Non, mais il faut rentrer dans les détails. Prenons le cas des traqueurs armés. Statistiquement parlant, 23 % des accidents au grand gibier sont dus à des traqueurs. Compte tenu de leur représentation dans un groupe, que l’on estime entre 10 et 15 %, ils génèrent donc plus de cas. Mais ce n’est pas tant le profil de ces hommes qui fait douter, mais bien leur environnement. En effet, tout chasseur sait pertinemment qu’une ligne de traque n’est jamais en permanence parfaitement droite. Il y a des zones où l’on ne perçoit plus son voisin. Certains marquent une pause pour de multiples raisons (végétation dense, maîtrise des chiens…). Bref, l’immense majorité des traques en France ne permet pas d’assurer un tir des traqueurs qui
respecterait en permanence un angle de 30°. Mais ce paramètre n’est pas le seul, un autre d’importance vient s’additionner, c’est la précipitation. Notamment lors de ferme. Souvent, l’action est faite dans la précipitation et la broussaille est là comme un piège. Ce contexte explique d’ailleurs les 7 % d’accidents qui sont liés à la bretelle et les 31 % d’autoaccidents (chute avec une arme en main entre autres).
Préconisez-vous l’interdiction du tir dans la traque ?
Si nous savons que l’environnement fermé d’une enceinte de chasse cumulé à la précipitation constitue un contexte propice à un accident, nous avons malgré tout conscience que l’utilisation d’une arme, pour la protection des chiens notamment, se révèle importante aux yeux des traqueurs.
Pour cette raison, l’Ofb préconise le port de l’arme dans la traque sous conditions. Les utilisateurs doivent être formés (par la Fdc) et désignés par le responsable de la battue. Ils ne doivent charger l’arme que pour intervenir en cas de risque pour les chiens.
Je rappelle également que nombreux sont ceux qui utilisent une lame (dague ou épieu) dans la traque.

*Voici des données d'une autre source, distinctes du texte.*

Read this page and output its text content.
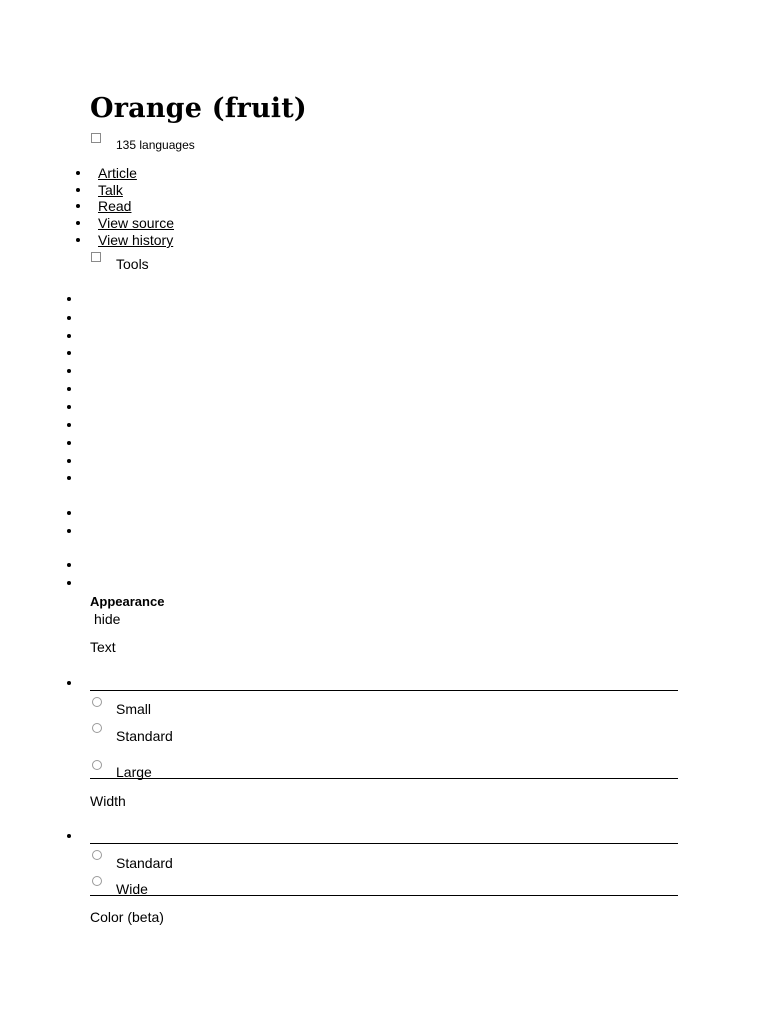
Orange (fruit)
135 languages
Article
Talk
Read
View source
View history
Tools
Appearance
hide
Text
Small
Standard
Large
Width
Standard
Wide
Color (beta)
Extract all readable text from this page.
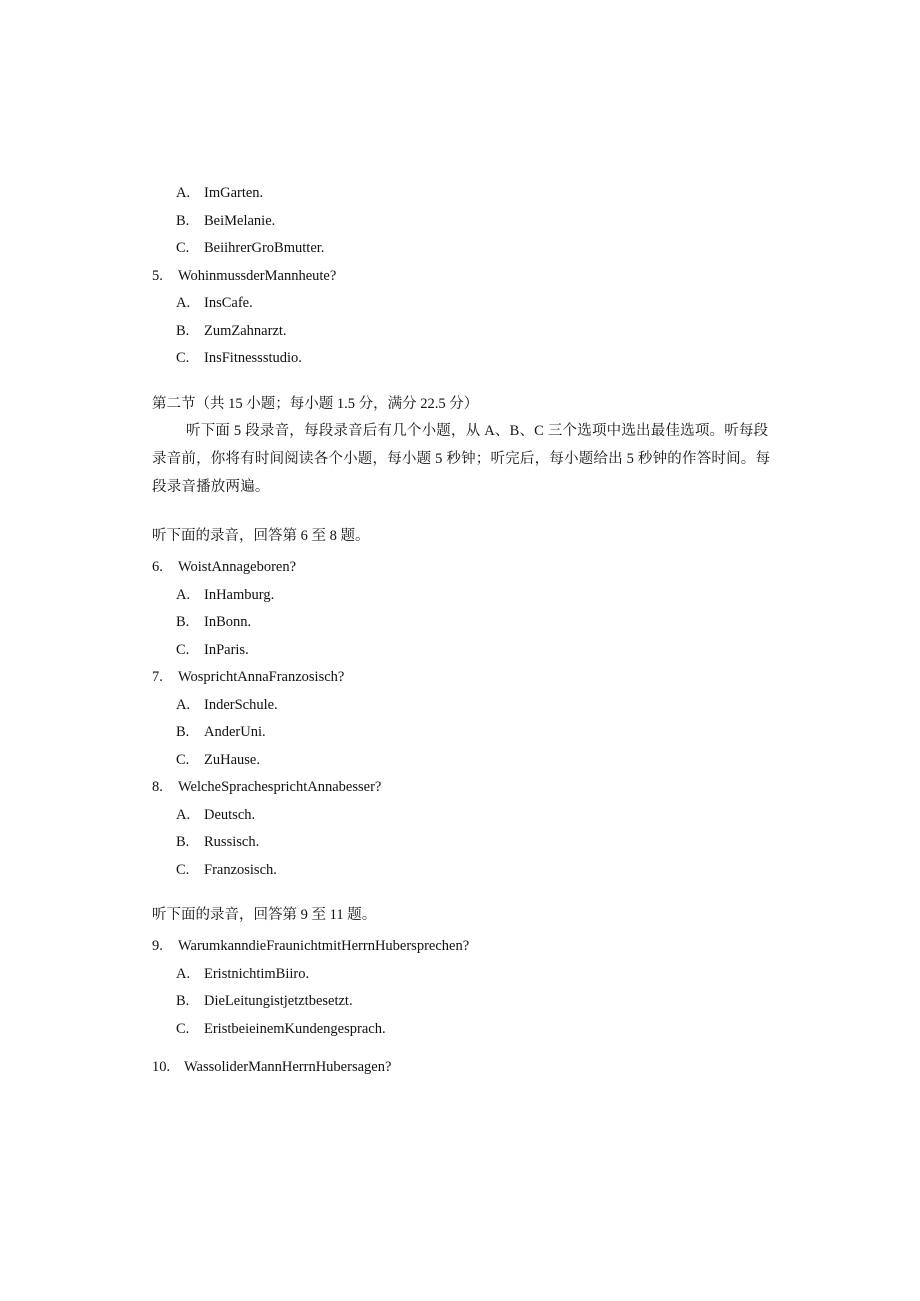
A. ImGarten.
B. BeiMelanie.
C. BeiihrerGroBmutter.
5. WohinmussderMannheute?
A. InsCafe.
B. ZumZahnarzt.
C. InsFitnessstudio.
第二节（共 15 小题；每小题 1.5 分，满分 22.5 分）
听下面 5 段录音，每段录音后有几个小题，从 A、B、C 三个选项中选出最佳选项。听每段录音前，你将有时间阅读各个小题，每小题 5 秒钟；听完后，每小题给出 5 秒钟的作答时间。每段录音播放两遍。
听下面的录音，回答第 6 至 8 题。
6. WoistAnnageboren?
A. InHamburg.
B. InBonn.
C. InParis.
7. WosprichtAnnaFranzosisch?
A. InderSchule.
B. AnderUni.
C. ZuHause.
8. WelcheSprachesprichtAnnabesser?
A. Deutsch.
B. Russisch.
C. Franzosisch.
听下面的录音，回答第 9 至 11 题。
9. WarumkanndieFraunichtmitHerrnHubersprechen?
A. EristnichtimBiiro.
B. DieLeitungistjetztbesetzt.
C. EristbeieinemKundengesprach.
10. WassoliderMannHerrnHubersagen?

Nous les recommandons d’autant plus qu’achever un sanglier entouré de chiens avec une arme à feu n’est pas sans risque pour eux.
Que conseillez-vous aux postés ?
Je vais peut-être vous étonner, mais nous entendons la nécessité d’une meilleure régulation des sangliers qui s’impose aujourd’hui en France. À ce titre, le tir dans la traque réalisé par un posté est une option très importante quand on sait que nombreux sont ceux qui voient des sangliers défiler devant eux sans franchir la ligne.
La question est donc de savoir si cet acte présente une dangerosité accrue. Nous estimons là encore qu’il peut être envisagé sous certaines conditions. La première consiste à se limiter à une faible distance, pas plus de 10 mètres. Le tir ne doit être autorisé que strictement devant le poste, jamais sur le côté même légèrement. La fenêtre de tir doit être très réduite dans cette situation. Enfin, et cela a son importance, il faut se limiter à une seule balle tirée, et uniquement au seul tir des sangliers. Cela ne peut se faire évidemment qu’en évaluant la progression et l’arrivée des traqueurs.
Pourquoi limiter le tir à une balle ?
Tout simplement parce que, dans le feu de l’action, certains postés auront tendance à suivre davantage l’animal qui pourrait sauter la ligne. Il y a ce qu’on appelle l’effet tunnel qui fait perdre au tireur toute notion d’environnement. Il ne voit plus que l’animal qu’il tire, encore plus avec les optiques de tir.
Dans les cas d’accidents, la première balle tirée dans la traque n’est pas forcément dangereuse, mais bien
la deuxième ou la troisième qui est réalisée sur un animal qui continue son déplacement et se retrouve à traverser la ligne des postés sans que le tireur s’en rende compte. Malgré tout, contrairement aux traqueurs, le posté bénéficie d’une meilleure maîtrise de son environnement.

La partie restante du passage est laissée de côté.